Context Compression via Explicit Information Transmission
AI 摘要
ComprExIT通过显式信息传输实现高效LLM上下文压缩,解决了传统自注意力压缩的局限性。
主要贡献
- 提出ComprExIT框架,解耦压缩和LLM内部自注意力。
- 引入深度和宽度方向的信息传输机制。
- 实验证明ComprExIT优于现有上下文压缩方法,参数量更少。
方法论
ComprExIT利用冻结LLM隐层状态,通过深度信息传输选择性传递信息,再通过宽度信息传输优化信息分配到少量token槽中。
原文摘要
Long-context inference with Large Language Models (LLMs) is costly due to quadratic attention and growing key-value caches, motivating context compression. In this work, we study soft context compression, where a long context is condensed into a small set of continuous representations. Existing methods typically re-purpose the LLM itself as a trainable compressor, relying on layer-by-layer self-attention to iteratively aggregate information.
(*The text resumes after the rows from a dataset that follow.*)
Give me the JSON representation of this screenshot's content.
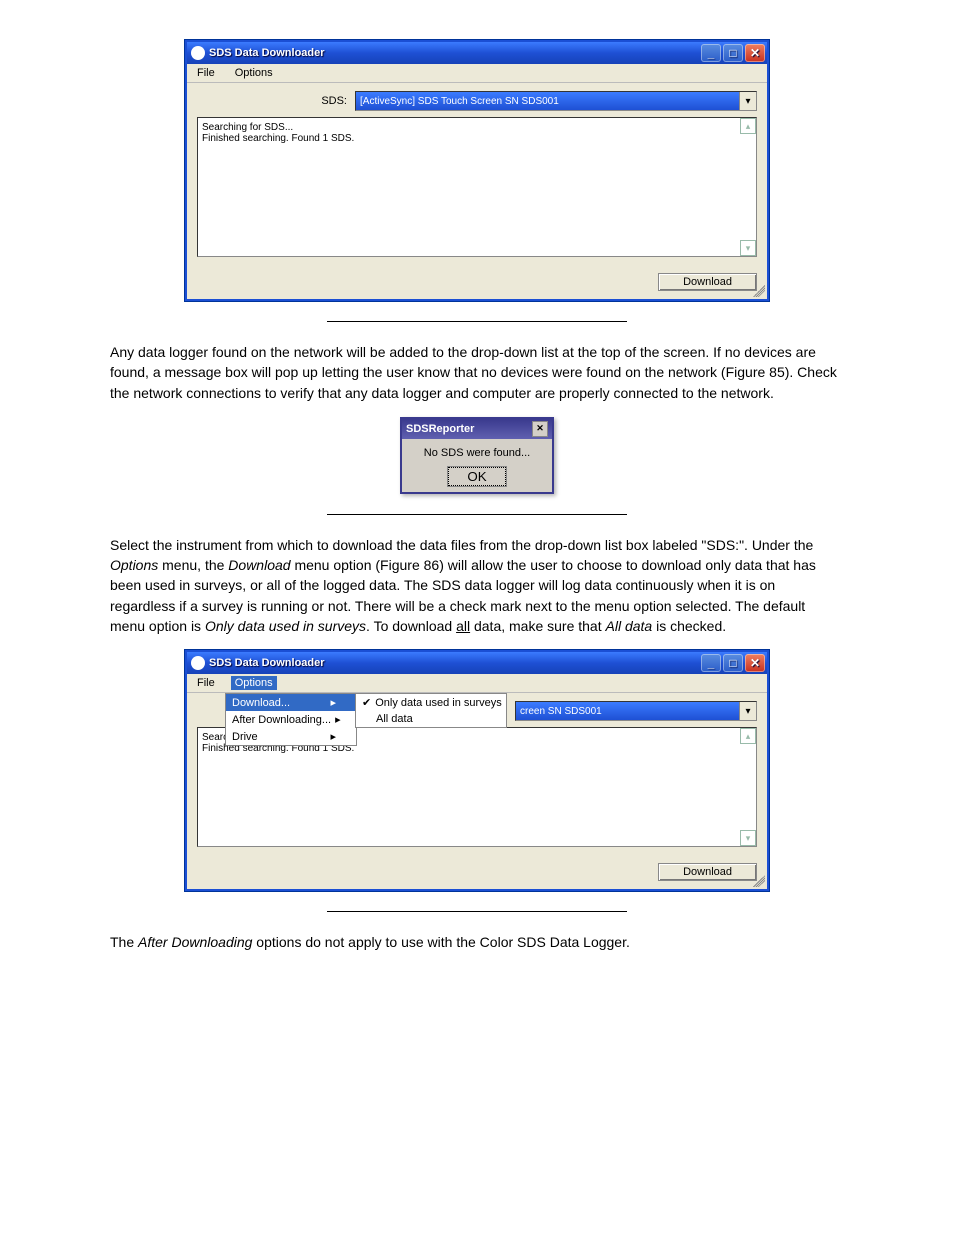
{
  "win1": {
    "title": "SDS Data Downloader",
    "menu": {
      "file": "File",
      "options": "Options"
    },
    "sds_label": "SDS:",
    "combo_value": "[ActiveSync] SDS Touch Screen SN SDS001",
    "log_line1": "Searching for SDS...",
    "log_line2": "Finished searching. Found 1 SDS.",
    "download_btn": "Download"
  },
  "para1": "Any data logger found on the network will be added to the drop-down list at the top of the screen.  If no devices are found, a message box will pop up letting the user know that no devices were found on the network (Figure 85).  Check the network connections to verify that any data logger and computer are properly connected to the network.",
  "msgbox": {
    "title": "SDSReporter",
    "body": "No SDS were found...",
    "ok": "OK"
  },
  "para2_a": "Select the instrument from which to download the data files from the drop-down list box labeled \"SDS:\".  Under the ",
  "para2_options": "Options",
  "para2_b": " menu, the ",
  "para2_download": "Download",
  "para2_c": " menu option (Figure 86) will allow the user to choose to download only data that has been used in surveys, or all of the logged data.  The SDS data logger will log data continuously when it is on regardless if a survey is running or not.  There will be a check mark next to the menu option selected.  The default menu option is ",
  "para2_only": "Only data used in surveys",
  "para2_d": ". To download ",
  "para2_all_u": "all",
  "para2_e": " data, make sure that ",
  "para2_alldata": "All data",
  "para2_f": " is checked.",
  "win2": {
    "title": "SDS Data Downloader",
    "menu": {
      "file": "File",
      "options": "Options"
    },
    "dd1": {
      "download": "Download...",
      "after": "After Downloading...",
      "drive": "Drive"
    },
    "dd2": {
      "only": "Only data used in surveys",
      "all": "All data"
    },
    "combo_partial": "creen SN SDS001",
    "log_line1": "Searc",
    "log_line2": "Finished searching. Found 1 SDS.",
    "download_btn": "Download"
  },
  "para3_a": "The ",
  "para3_after": "After Downloading",
  "para3_b": "  options do not apply to use with the Color SDS Data Logger."
}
We argue that this paradigm suffers from two structural limitations: (i) progressive representation overwriting across layers (ii) uncoordinated allocation of compression capacity across tokens. We propose ComprExIT (Context Compression via Explicit Information Transmission), a lightweight framework that formulates soft compression into a new paradigm: explicit information transmission over frozen LLM hidden states. This decouples compression from the model's internal self-attention dynamics. ComprExIT performs (i) depth-wise transmission to selectively transmit multi-layer information into token anchors, mitigating progressive overwriting, and (ii) width-wise transmission to aggregate anchors into a small number of slots via a globally optimized transmission plan, ensuring coordinated allocation of information. Across six question-answering benchmarks, ComprExIT consistently outperforms state-of-the-art context compression methods while introducing only ~1% additional parameters, demonstrating that explicit and coordinated information transmission enables more effective and robust long-context compression.